What would mean something to him is if I was the girl from "Resident Evil,"
so when I went in to audition for the part, that was where I was coming from. If
you talk to Michelle Rodriguez (who starred in the first film and returns for
"Retribution"), it's the same thing. She is really passionate about the games
and she is a big gamer, and for her it was about being in the "Resident Evil"
movie. And Paul was the first one, the captain of the ship, who was a gamer,
played the game, so it was all coming from fans to begin with. We just did it
for the love of it and not for a paycheck.
Five films down the line how do you keep it fresh? How do you and
Paul keep it fresh creatively? How do you keep the character fresh for
For me the character is fresh just naturally because I go into it more and
more comfortable each time and I just know how she would react, so it's
interesting to see things from her perspective after already living with her for
so many years, but I think as a script and as a franchise, it's just become so
much bigger. ... It's beautifully shot. It's cool. It's violent, but it's
beautiful. To me it's like one of the only kind of Western-style movies that has
a feeling of Chinese cinema when it comes to the action sequences, when it comes
to the mythology. Alice is kind of that mythological creature in my head now,
especially when you see this one.
This is the second one you've done in 3-D ...

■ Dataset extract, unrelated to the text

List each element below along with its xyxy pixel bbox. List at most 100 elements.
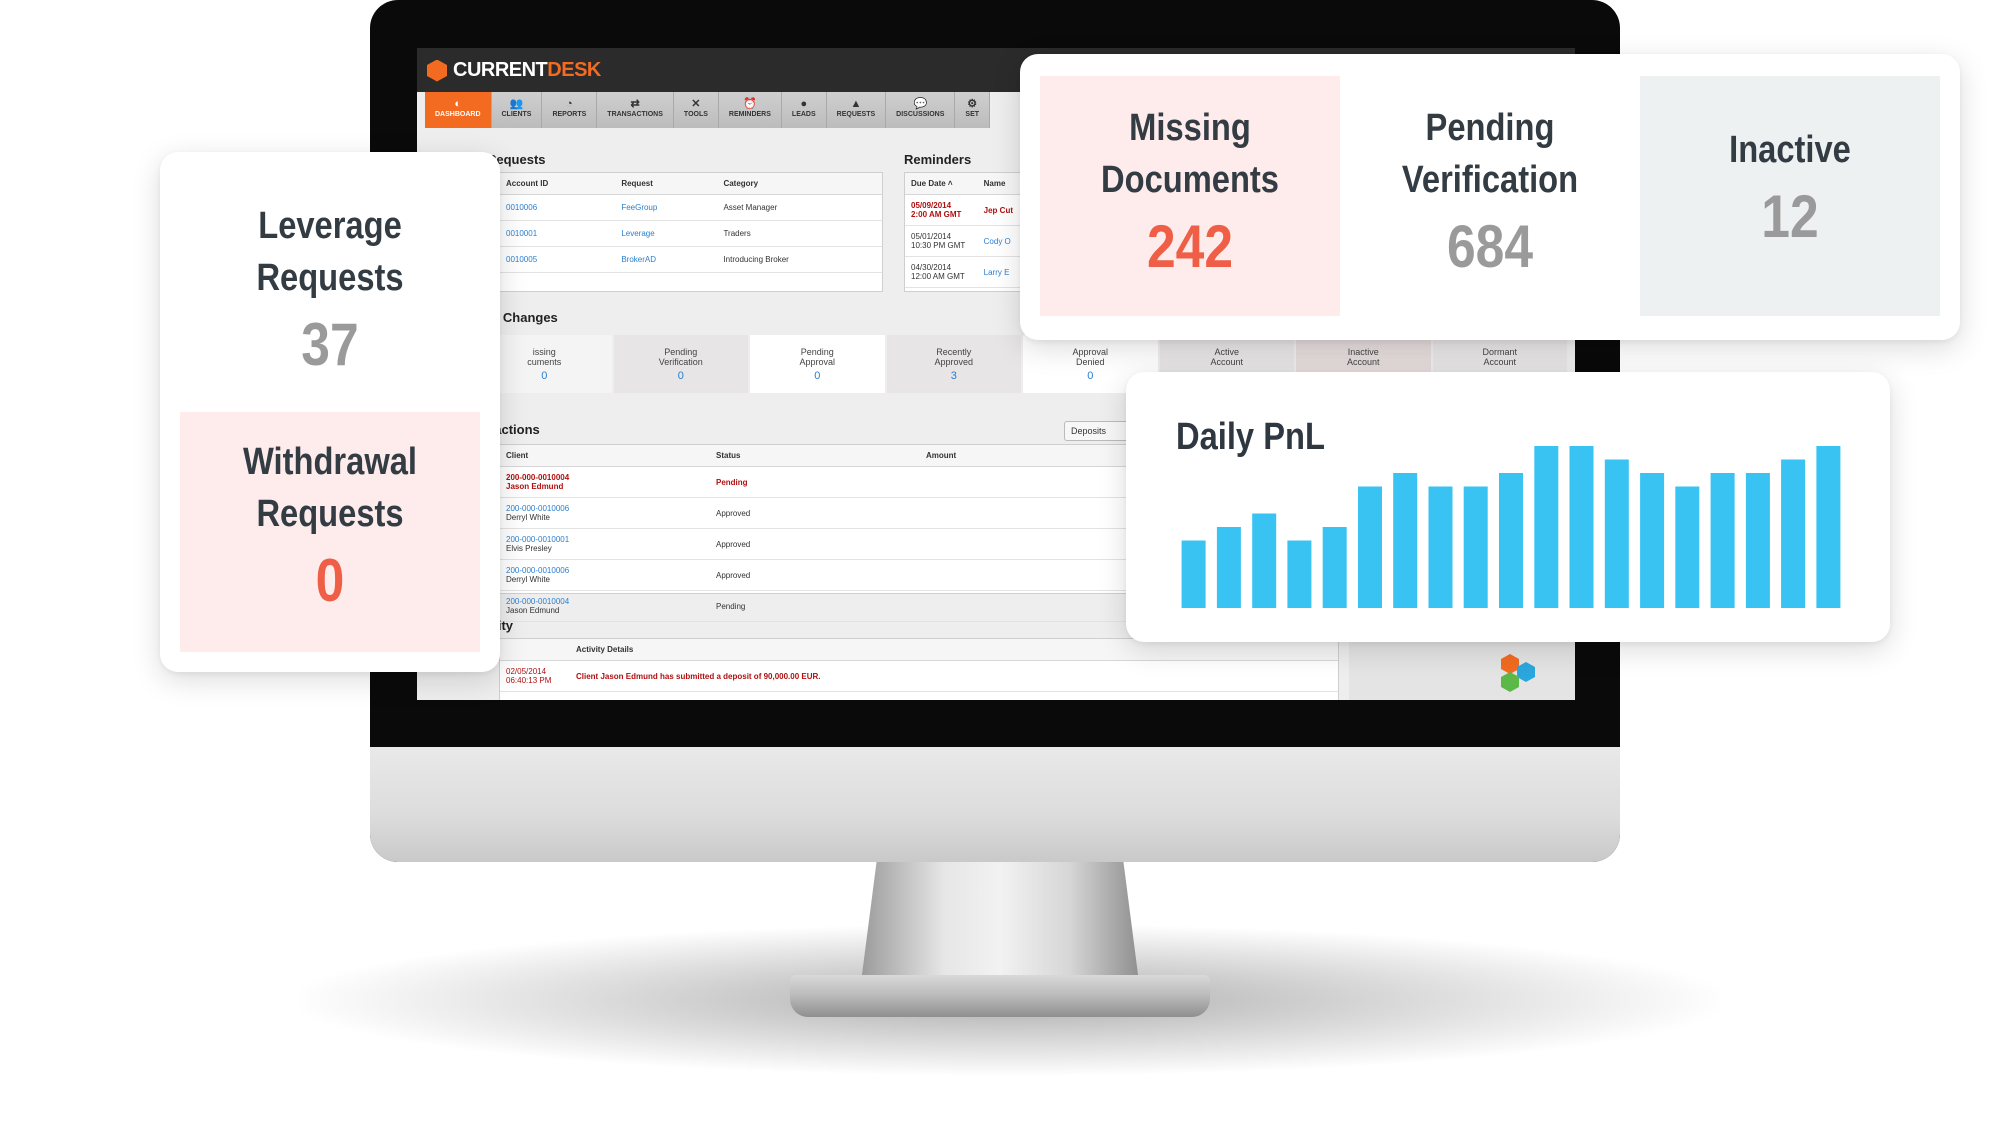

Paul is so enamored with 3-D. I mean, he's such a fan of it, so he really
knows how to use it and how to make it the most immersive he can for people
without making it distracting or kind of thinking about safety and thinking
about what's going to make people's eyes hurt and how do you pan without making
people dizzy. There are so many things that I picked up from him about 3-D that
now when we go to see a 3-D movie, I'm like, "Whoa, is that supposed to happen,
honey? Why did I get dizzy right then?" He'll be like, "It was a little bit too
sharp of a pan," and we talk about why a shot didn't work. Then when we do the
movie and we do a pan, we make sure that it works. So it's always like this
There was an interview where Paul had said that the next one after
this could be the last one.
If there is a next one.
Can you see these going on and on, and in a way can you see them be
almost like the James Bond series, where eventually someone would take over for
I would have no problem with that. That's for sure. That would be super-cool.
I can't do it forever. That would be amazing. I mean, definitely Paul had an
idea that we talked about a year ago for this movie and another one, with a
story line that would culminate there. Would it be the end? I don't think he
really knows, because he hasn't written the script yet. There was definitely a
story line for five and six, but at the same time we've never worked that way,
where we've done two films back-to-back and we've always been very much like,
"This is a movie; focus on that and make it the best and then see how the fans
react and cross that bridge when we get there."
I think that's part of what's great, too, about these movies. It's not every
year there is a "Resident Evil." It actually comes out when organically he feels
like writing a script for it. Sometimes it's two years. Sometimes three, but
when it does come, people know that it's there for a reason, because he really
was inspired to write it. ... It's organic, and I think that's the most
important thing and that's what fans feel and that's what they react to, our
passion for it and that honesty. We're not just trying to just have some machine
that spits them out. It's real people doing these things and doing them with a
lot of energy and will and force, and we love it.